Sir, this is very crucial posting which relates directly to the individual employees. This must be handled very carefully that too for a new set up. There are many other ways to have the cost control more effectively for example:
1 work from home - a compulsion for 14days(depending on the cost) where the employee gets may be 20% less than that of regular.
2 reducing the other benefits given employees
Any proposal for cost reduction where employees have a direct hit must be compensated with some benefit in future, this will add a certain moral confidence in the employee and the output from the employee will not be effected.

From India, Hyderabad
Dinesh Divekar

Dear Chhaya,
Have you checked this forum before raising your query? Just recently there was discussion on this subject. Click the following link to read my reply:
Dinesh V Divekar

From India, Bangalore

Cutting down salaries is a possiblity in the current scenario

Its easier if you already have a fixed, variable salary structure. then you just reduce the variable wages.

If its fully fixed salary, then you need to call and speak to each of the employees (or with the union if there is one) and explain the economic scenario. Explain to them that there are 2 options : we fire xxx number of employees / shut down one of the factories / offices / branches, or everyone takes a salary cut (may be temporarily).

If the employees are rational, they will agree.

The example of what happened with TV18 should be enough of an indicator (450 employees terminated in a week due to profitability and cash flow issues)

However you need to ensure that the salary cuts are uniform across the board.

It should not be that some who agreed got cut and those who refused get full salary.

Also, cuts should implemented for the top management.

further, a better way is to look at all perks, benefits and expenses that can be cut down without affecting productivity.

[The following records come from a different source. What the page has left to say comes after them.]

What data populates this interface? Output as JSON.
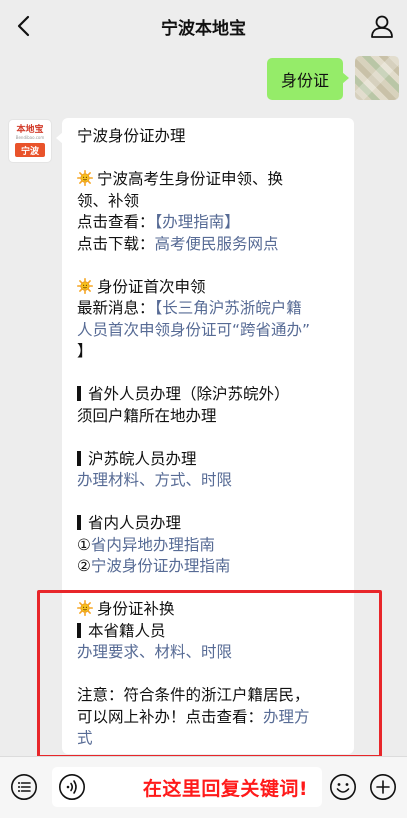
{
  "header": {
    "title": "宁波本地宝",
    "back_icon": "chevron-left-icon",
    "profile_icon": "person-icon"
  },
  "chat": {
    "user_message": "身份证",
    "bot_avatar": {
      "logo_text": "本地宝",
      "logo_subtext": "Bendibao.com",
      "city_label": "宁波"
    },
    "bot_message": {
      "title": "宁波身份证办理",
      "s1_line1": "宁波高考生身份证申领、换",
      "s1_line2": "领、补领",
      "s1_view_prefix": "点击查看：",
      "s1_view_link": "【办理指南】",
      "s1_download_prefix": "点击下载：",
      "s1_download_link": "高考便民服务网点",
      "s2_title": "身份证首次申领",
      "s2_news_prefix": "最新消息：",
      "s2_news_link_line1": "【长三角沪苏浙皖户籍",
      "s2_news_link_line2": "人员首次申领身份证可“跨省通办”",
      "s2_news_close": "】",
      "s3_title": "省外人员办理（除沪苏皖外）",
      "s3_note": "须回户籍所在地办理",
      "s4_title": "沪苏皖人员办理",
      "s4_link": "办理材料、方式、时限",
      "s5_title": "省内人员办理",
      "s5_item1_num": "①",
      "s5_item1_link": "省内异地办理指南",
      "s5_item2_num": "②",
      "s5_item2_link": "宁波身份证办理指南",
      "s6_title": "身份证补换",
      "s6_sub": "本省籍人员",
      "s6_link": "办理要求、材料、时限",
      "note_line1": "注意：符合条件的浙江户籍居民，",
      "note_line2_prefix": "可以网上补办！点击查看：",
      "note_line2_link": "办理方",
      "note_line3_link": "式"
    }
  },
  "input_bar": {
    "hint": "在这里回复关键词!",
    "icons": [
      "menu-list-icon",
      "voice-icon",
      "emoji-icon",
      "plus-icon"
    ]
  },
  "colors": {
    "user_bubble": "#95ec69",
    "link": "#576b95",
    "highlight_box": "#e8262a",
    "hint_text": "#ff1a1a",
    "city_badge": "#e9532b"
  }
}
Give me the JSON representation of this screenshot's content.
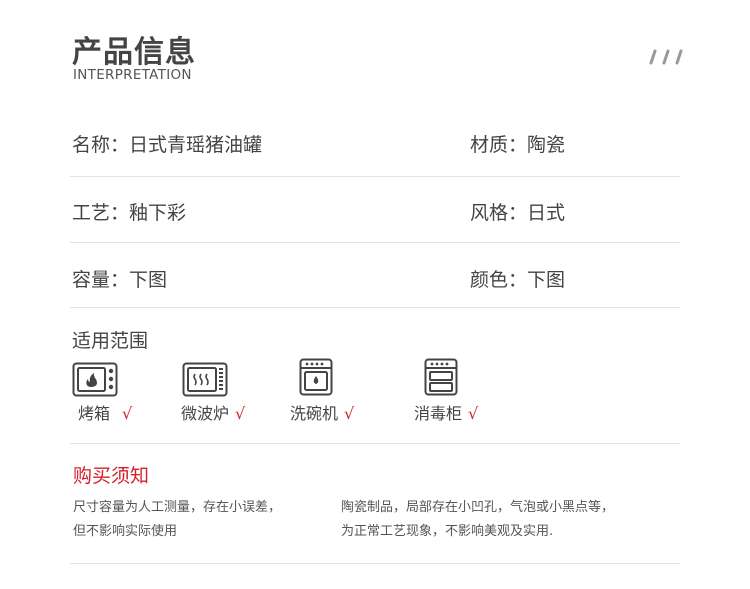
{
  "header": {
    "title": "产品信息",
    "subtitle": "INTERPRETATION"
  },
  "specs": {
    "name": "名称：日式青瑶猪油罐",
    "material": "材质：陶瓷",
    "craft": "工艺：釉下彩",
    "style": "风格：日式",
    "capacity": "容量：下图",
    "color": "颜色：下图"
  },
  "applicable": {
    "label": "适用范围",
    "items": [
      {
        "label": "烤箱",
        "icon": "oven-icon",
        "check": "√"
      },
      {
        "label": "微波炉",
        "icon": "microwave-icon",
        "check": "√"
      },
      {
        "label": "洗碗机",
        "icon": "dishwasher-icon",
        "check": "√"
      },
      {
        "label": "消毒柜",
        "icon": "sterilizer-icon",
        "check": "√"
      }
    ]
  },
  "notice": {
    "title": "购买须知",
    "left_lines": [
      "尺寸容量为人工测量，存在小误差，",
      "但不影响实际使用"
    ],
    "right_lines": [
      "陶瓷制品，局部存在小凹孔，气泡或小黑点等，",
      "为正常工艺现象，不影响美观及实用."
    ]
  },
  "colors": {
    "accent": "#d81e2a",
    "text": "#444444",
    "divider": "#e3e3e3"
  }
}
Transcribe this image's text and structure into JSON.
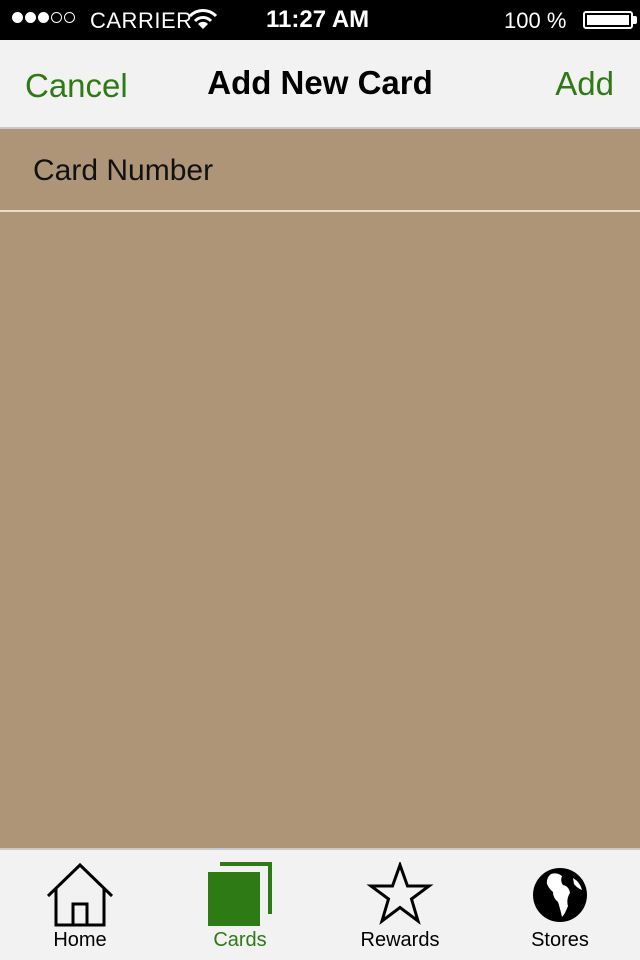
{
  "status_bar": {
    "carrier": "CARRIER",
    "time": "11:27 AM",
    "battery_percent": "100 %",
    "signal_strength": 3,
    "signal_max": 5
  },
  "nav": {
    "cancel_label": "Cancel",
    "title": "Add New Card",
    "add_label": "Add"
  },
  "form": {
    "card_number_placeholder": "Card Number",
    "card_number_value": ""
  },
  "tabs": [
    {
      "label": "Home",
      "icon": "home-icon",
      "active": false
    },
    {
      "label": "Cards",
      "icon": "cards-icon",
      "active": true
    },
    {
      "label": "Rewards",
      "icon": "star-icon",
      "active": false
    },
    {
      "label": "Stores",
      "icon": "globe-icon",
      "active": false
    }
  ],
  "colors": {
    "accent": "#2e7a14",
    "background": "#af9577",
    "bar_background": "#f2f2f2"
  }
}
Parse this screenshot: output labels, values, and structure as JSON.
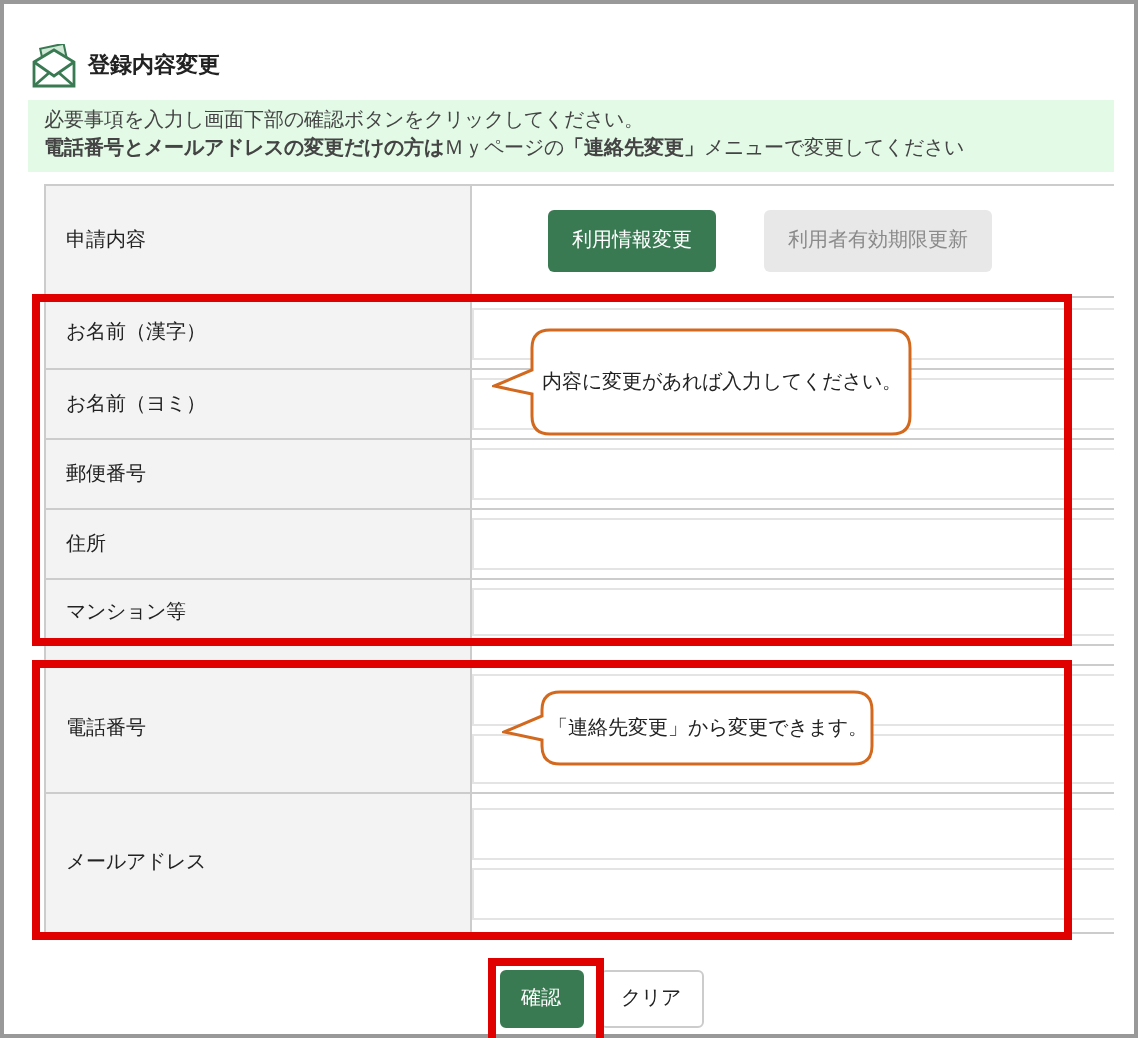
{
  "page": {
    "title": "登録内容変更"
  },
  "notice": {
    "line_1": "必要事項を入力し画面下部の確認ボタンをクリックしてください。",
    "line_2": "**電話番号とメールアドレスの変更だけの方は**Ｍｙページの",
    "link": "「連絡先変更」",
    "line_2_end": "メニューで変更してください"
  },
  "application": {
    "label": "申請内容",
    "options": [
      {
        "label": "利用情報変更",
        "disabled": false
      },
      {
        "label": "利用者有効期限更新",
        "disabled": true
      }
    ]
  },
  "group_1": {
    "rows": [
      {
        "label": "お名前（漢字）",
        "kind": "single"
      },
      {
        "label": "お名前（ヨミ）",
        "kind": "single"
      },
      {
        "label": "郵便番号",
        "kind": "single"
      },
      {
        "label": "住所",
        "kind": "single"
      },
      {
        "label": "マンション等",
        "kind": "single"
      }
    ],
    "callout": "内容に変更があれば入力してください。"
  },
  "group_2": {
    "rows": [
      {
        "label": "電話番号",
        "kind": "double"
      },
      {
        "label": "メールアドレス",
        "kind": "double"
      }
    ],
    "callout": "「連絡先変更」から変更できます。"
  },
  "buttons": [
    {
      "label": "確認",
      "kind": "primary",
      "highlighted": true
    },
    {
      "label": "クリア",
      "kind": "secondary",
      "highlighted": false
    }
  ]
}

In most cases, that can make a better contribution to profitability than the basic salary reduction

Also ensure that the reduction does not result in salary going below min wages level.

From India, Mumbai

Dear friends,

The art of cost cutting/cost reduction in itself a onerous task the success of which lies in averting murmur from any quarter. This is to say that one has to first identify carefully which areas to be touched and which shouldn't be. No doubt a down sized purse definitely pinch the concerned as most of them would have their own commitments. Accordingly the success will be assured when a few wasteful expenditure is identified at the same time feasible quantum from such attempts also important factor. If there is none the second option could be to increase the revenue from profit centres where the corresponding cost could be minimal or the variable cost is less and the fixed cost would remain almost at the same level. Though the marginal costing methodology may not apply directly to some service industry ways should be found to increase the volume and the profitability. Optimum utilisation of man power and avoidance of wastage, idling are few other options. But for new ventures there need not be any success as they are infants and infanticide is a crime adduced towards decision makers.